Patient parking was introduced in approx 1994/5. Staff parking charges were introduced in 2011
(section on previous lower fees edited out by me)
1.Are fees the same for staff, visitors and patients? If not, please provide a breakdown of the different charges applicable to those three groups, including details of any discounts made available to patients, visitors or staff.
Patients and visitors charges are the same, documented on above (and on the Trust public website). Any discounts are also as stated above and on the Trust public website. Staff who are granted car parking permits pay 1% of salary.
1.How much money has been generated in total, per year, since January 2009 from parking fees paid by patients, visitors and staff, for using the Trust’s car park(s)?
The revenue raised from staff parking in 2011-12 was £559k (plus £93K from bus revenue). The revenue from patient parking was £742k in 2011-12
1.If the car park is not managed by the Trust or the individual hospital(s), how much of the total money generated from parking fees paid by patients, visitors and staff, was paid to the Company/Individual managing the car park?

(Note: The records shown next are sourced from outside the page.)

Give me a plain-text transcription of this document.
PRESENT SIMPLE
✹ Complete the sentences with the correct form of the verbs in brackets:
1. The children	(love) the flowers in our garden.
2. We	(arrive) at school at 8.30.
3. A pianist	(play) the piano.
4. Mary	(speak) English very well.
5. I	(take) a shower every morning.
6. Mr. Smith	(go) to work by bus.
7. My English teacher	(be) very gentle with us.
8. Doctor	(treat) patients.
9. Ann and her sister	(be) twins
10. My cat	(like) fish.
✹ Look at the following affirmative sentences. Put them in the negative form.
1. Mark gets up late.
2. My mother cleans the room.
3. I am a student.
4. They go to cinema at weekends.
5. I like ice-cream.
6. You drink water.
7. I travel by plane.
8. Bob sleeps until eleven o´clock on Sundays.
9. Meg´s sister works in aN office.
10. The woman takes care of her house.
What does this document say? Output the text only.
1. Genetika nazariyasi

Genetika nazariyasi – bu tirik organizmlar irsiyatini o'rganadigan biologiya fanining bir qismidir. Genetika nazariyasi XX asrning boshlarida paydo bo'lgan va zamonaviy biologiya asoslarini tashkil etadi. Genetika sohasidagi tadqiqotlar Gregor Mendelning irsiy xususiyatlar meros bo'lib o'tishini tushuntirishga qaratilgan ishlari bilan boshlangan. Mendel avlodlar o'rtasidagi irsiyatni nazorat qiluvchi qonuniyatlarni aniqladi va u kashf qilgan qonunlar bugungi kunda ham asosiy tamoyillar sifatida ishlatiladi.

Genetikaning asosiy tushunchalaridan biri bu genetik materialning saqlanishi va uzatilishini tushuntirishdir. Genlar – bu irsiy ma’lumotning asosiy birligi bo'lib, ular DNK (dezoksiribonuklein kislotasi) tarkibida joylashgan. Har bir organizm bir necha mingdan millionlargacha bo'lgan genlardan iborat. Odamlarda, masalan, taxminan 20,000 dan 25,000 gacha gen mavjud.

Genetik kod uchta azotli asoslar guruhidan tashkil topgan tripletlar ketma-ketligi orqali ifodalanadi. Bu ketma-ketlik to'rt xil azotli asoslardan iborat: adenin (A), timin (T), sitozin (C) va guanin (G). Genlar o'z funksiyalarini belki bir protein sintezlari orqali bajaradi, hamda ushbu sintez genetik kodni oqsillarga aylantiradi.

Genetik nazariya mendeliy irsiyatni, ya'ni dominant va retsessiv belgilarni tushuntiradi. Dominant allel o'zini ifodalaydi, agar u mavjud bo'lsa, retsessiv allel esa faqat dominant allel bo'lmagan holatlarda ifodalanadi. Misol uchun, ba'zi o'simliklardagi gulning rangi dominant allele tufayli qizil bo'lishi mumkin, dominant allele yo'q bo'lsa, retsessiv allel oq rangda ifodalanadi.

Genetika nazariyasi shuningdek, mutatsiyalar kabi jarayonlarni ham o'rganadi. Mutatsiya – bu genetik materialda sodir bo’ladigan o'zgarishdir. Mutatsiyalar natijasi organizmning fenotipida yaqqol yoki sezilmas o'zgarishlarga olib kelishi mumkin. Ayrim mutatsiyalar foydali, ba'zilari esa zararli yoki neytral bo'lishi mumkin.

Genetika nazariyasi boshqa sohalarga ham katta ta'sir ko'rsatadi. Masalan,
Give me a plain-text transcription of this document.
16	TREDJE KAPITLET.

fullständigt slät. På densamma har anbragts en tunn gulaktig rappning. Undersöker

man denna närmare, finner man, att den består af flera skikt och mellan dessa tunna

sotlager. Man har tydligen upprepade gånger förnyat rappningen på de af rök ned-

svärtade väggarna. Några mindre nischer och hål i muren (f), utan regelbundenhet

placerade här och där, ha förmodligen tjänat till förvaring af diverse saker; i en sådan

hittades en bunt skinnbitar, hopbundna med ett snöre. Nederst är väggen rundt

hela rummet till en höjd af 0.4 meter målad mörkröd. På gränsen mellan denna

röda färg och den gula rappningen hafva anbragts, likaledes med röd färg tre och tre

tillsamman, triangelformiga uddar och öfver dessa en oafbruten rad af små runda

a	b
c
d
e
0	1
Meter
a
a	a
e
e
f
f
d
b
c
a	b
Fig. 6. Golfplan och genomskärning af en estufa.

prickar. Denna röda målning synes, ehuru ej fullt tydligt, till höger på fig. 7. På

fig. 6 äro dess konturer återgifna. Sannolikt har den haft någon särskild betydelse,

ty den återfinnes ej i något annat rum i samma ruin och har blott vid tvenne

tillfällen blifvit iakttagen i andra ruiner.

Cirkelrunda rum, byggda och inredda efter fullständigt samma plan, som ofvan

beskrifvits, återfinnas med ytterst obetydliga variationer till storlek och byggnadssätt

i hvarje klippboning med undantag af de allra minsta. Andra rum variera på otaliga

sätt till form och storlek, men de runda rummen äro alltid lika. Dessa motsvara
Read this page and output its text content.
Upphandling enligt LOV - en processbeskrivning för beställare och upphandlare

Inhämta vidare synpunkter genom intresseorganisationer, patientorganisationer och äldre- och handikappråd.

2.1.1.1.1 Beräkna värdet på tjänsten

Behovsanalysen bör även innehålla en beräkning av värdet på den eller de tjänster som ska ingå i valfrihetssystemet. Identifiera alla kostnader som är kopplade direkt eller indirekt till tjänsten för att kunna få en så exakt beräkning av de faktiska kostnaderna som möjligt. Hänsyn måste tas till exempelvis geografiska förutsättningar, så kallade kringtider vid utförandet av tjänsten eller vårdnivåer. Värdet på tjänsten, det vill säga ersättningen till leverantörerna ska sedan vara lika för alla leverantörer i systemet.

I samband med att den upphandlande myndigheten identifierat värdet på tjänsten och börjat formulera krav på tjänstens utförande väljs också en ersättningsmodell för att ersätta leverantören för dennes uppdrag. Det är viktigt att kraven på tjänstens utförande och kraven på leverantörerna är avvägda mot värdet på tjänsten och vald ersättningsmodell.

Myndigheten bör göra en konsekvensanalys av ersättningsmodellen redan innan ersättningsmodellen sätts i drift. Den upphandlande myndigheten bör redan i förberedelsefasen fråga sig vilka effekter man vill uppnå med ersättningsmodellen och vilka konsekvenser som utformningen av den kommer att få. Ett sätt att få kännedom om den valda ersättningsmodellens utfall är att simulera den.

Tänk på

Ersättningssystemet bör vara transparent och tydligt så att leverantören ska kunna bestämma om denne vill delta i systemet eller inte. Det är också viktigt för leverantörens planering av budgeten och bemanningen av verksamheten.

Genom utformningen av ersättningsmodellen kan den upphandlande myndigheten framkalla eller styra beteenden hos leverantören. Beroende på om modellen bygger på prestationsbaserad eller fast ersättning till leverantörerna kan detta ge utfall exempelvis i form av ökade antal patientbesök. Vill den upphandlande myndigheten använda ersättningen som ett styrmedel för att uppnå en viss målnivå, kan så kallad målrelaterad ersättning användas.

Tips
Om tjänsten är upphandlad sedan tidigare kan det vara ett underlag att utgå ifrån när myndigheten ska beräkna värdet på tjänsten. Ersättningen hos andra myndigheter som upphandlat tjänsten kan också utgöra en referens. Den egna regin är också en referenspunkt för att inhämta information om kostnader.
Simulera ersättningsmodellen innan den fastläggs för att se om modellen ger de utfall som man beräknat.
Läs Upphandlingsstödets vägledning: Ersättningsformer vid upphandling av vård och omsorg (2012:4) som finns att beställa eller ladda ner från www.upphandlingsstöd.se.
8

Staff parking fees were spent in the following ways;
£437k of the money raised from staff car parking permits was spent in the following ways;
Staffing, operation and Management of the Travel Plan office
Bus service WP1
Two full time security officers in the car parks
CCTV and camera maintenance for the staff car parks
Capital works associated with the car parks e.g. improved lighting and CCTV, staff showers for cyclists, cycle stands, lining of car parks
Changes to car parking areas associated with the travel plan
We also assist staff who sign up for a salary sacrifice bus pass a contribution for local bus service/routes via the organisation that administers the bus pass service, so that individuals payments are more closely in line with car parking charges.
The differential between what is spent on the above services and what is raised by way of staff car parking permits is placed in reserve for major capital spends such as replacement of the barriers systems, re-design to maximise parking spaces etc, these schemes only occur every few years and we build a fund to pay for them.
Patient parking fees were spent in the following ways
The Trust has a contract with CP Plus to manage security and the car parking on both sites. Patient parking fees pay for this contract and for additional security that covers the whole hospital as well as the car park. It also pays for payment machines and maintenance of car parking barriers etc.
Well I’m sure that cheers us all up.